Another idea for a different Easter dinner is a shrimp, crab or craw-fish boil. A friend told me today that her son is doing a craw-fish boil at her home this year, and while she is not crazy about them, there will be shrimp and other goodies for the ones who don’t care for the craw-fish!
And, in case you’ve never made Deviled Eggs, here is a recipe to try. I made some the other day and added diced olives to the mixture. They were pretty good. You can use either sweet or dill relish, or neither if that’s you would like. Also, the current issue of Food Network Magazine has a front cover with about eight or ten different versions of deviled eggs.
8 to 12 eggs
1 small rib celery, finely diced
3 tablespoons pickle relish
1 tablespoon prepared mustard or Dijon mustard
Salt and pepper to taste
Hard cook the eggs, remove from heat and drain well. Shake around in the pot so the eggs crack, cover with cool water and allow to set for a few minutes. Drain eggs, peel, and cut in half lengthwise, placing yolks in a bowl. Thoroughly mash yolks, add celery and pickle relish and mix together. Add about 1 tablespoon prepared mustard and add mayonnaise to desired consistency. Spoon into egg white halves and sprinkle with either chili powder or paprika if desired. Refrigerate until ready to use. The celery and pickle relish are optional, not everyone likes their deviled eggs with stuff added to them. Some recipes call for using dry mustard which would make the filling spicier.

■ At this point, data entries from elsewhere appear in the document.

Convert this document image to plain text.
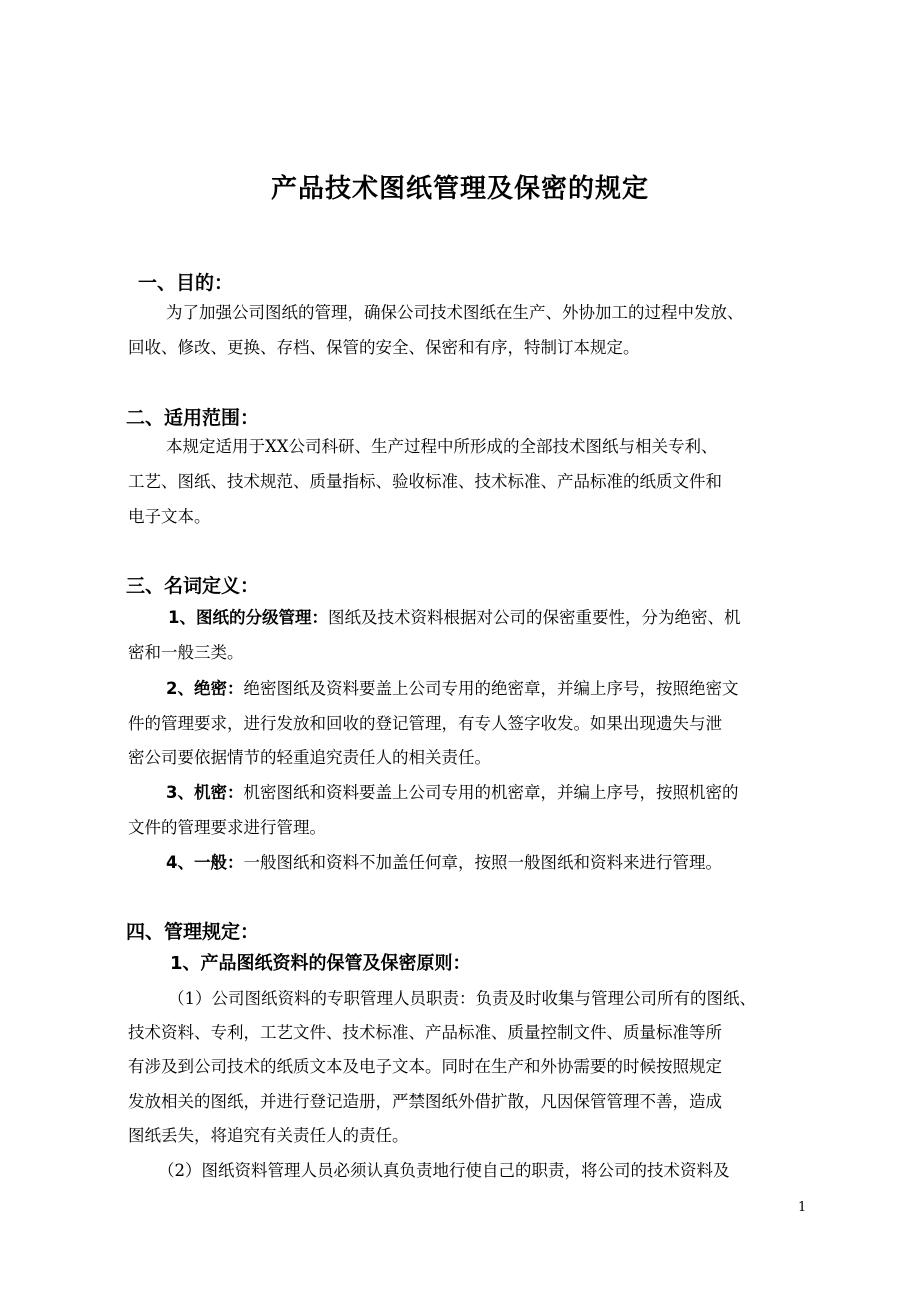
产品技术图纸管理及保密的规定
一、目的：
为了加强公司图纸的管理，确保公司技术图纸在生产、外协加工的过程中发放、
回收、修改、更换、存档、保管的安全、保密和有序，特制订本规定。
二、适用范围：
本规定适用于XX公司科研、生产过程中所形成的全部技术图纸与相关专利、
工艺、图纸、技术规范、质量指标、验收标准、技术标准、产品标准的纸质文件和
电子文本。
三、名词定义：
1、图纸的分级管理：图纸及技术资料根据对公司的保密重要性，分为绝密、机
密和一般三类。
2、绝密：绝密图纸及资料要盖上公司专用的绝密章，并编上序号，按照绝密文
件的管理要求，进行发放和回收的登记管理，有专人签字收发。如果出现遗失与泄
密公司要依据情节的轻重追究责任人的相关责任。
3、机密：机密图纸和资料要盖上公司专用的机密章，并编上序号，按照机密的
文件的管理要求进行管理。
4、一般：一般图纸和资料不加盖任何章，按照一般图纸和资料来进行管理。
四、管理规定：
1、产品图纸资料的保管及保密原则：
（1）公司图纸资料的专职管理人员职责：负责及时收集与管理公司所有的图纸、
技术资料、专利，工艺文件、技术标准、产品标准、质量控制文件、质量标准等所
有涉及到公司技术的纸质文本及电子文本。同时在生产和外协需要的时候按照规定
发放相关的图纸，并进行登记造册，严禁图纸外借扩散，凡因保管管理不善，造成
图纸丢失，将追究有关责任人的责任。
（2）图纸资料管理人员必须认真负责地行使自己的职责，将公司的技术资料及
1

If you’re having a crowd for Easter, the following Punch Bowl Dessert has been printed several times, but it is a dessert that is easy to make and serves a lot of people.
Punch Bowl Dessert
1 box yellow cake mix
Ingredients to make cake as per box instructions
2 large boxes instant vanilla pudding mix
3½ to 4 cups milk
2 large cans crushed pineapple (in syrup)
2 cans cherry pie filling
1 large carton whipped topping (12 to 16-oz)
1/2 cup chopped pecans (optional)
Bake cake according to instructions in two 8 or 9-inch layers or in a 9×12 pan. Remove from pan(s). Cool completely. This is very important. Mix pudding according to directions on box, chill.
Place 1 layer of cake or 1/2 of 9×12 cake in bottom of very large salad bowl, trifle dish or medium punch bowl. Place 1/2 of the pineapple, 1/2 of the cherry pie filling and 1/2 of the pudding in layers on the cake. Add the second layer of cake and repeat with the remaining ingredients. Decorate with chopped pecans if desired.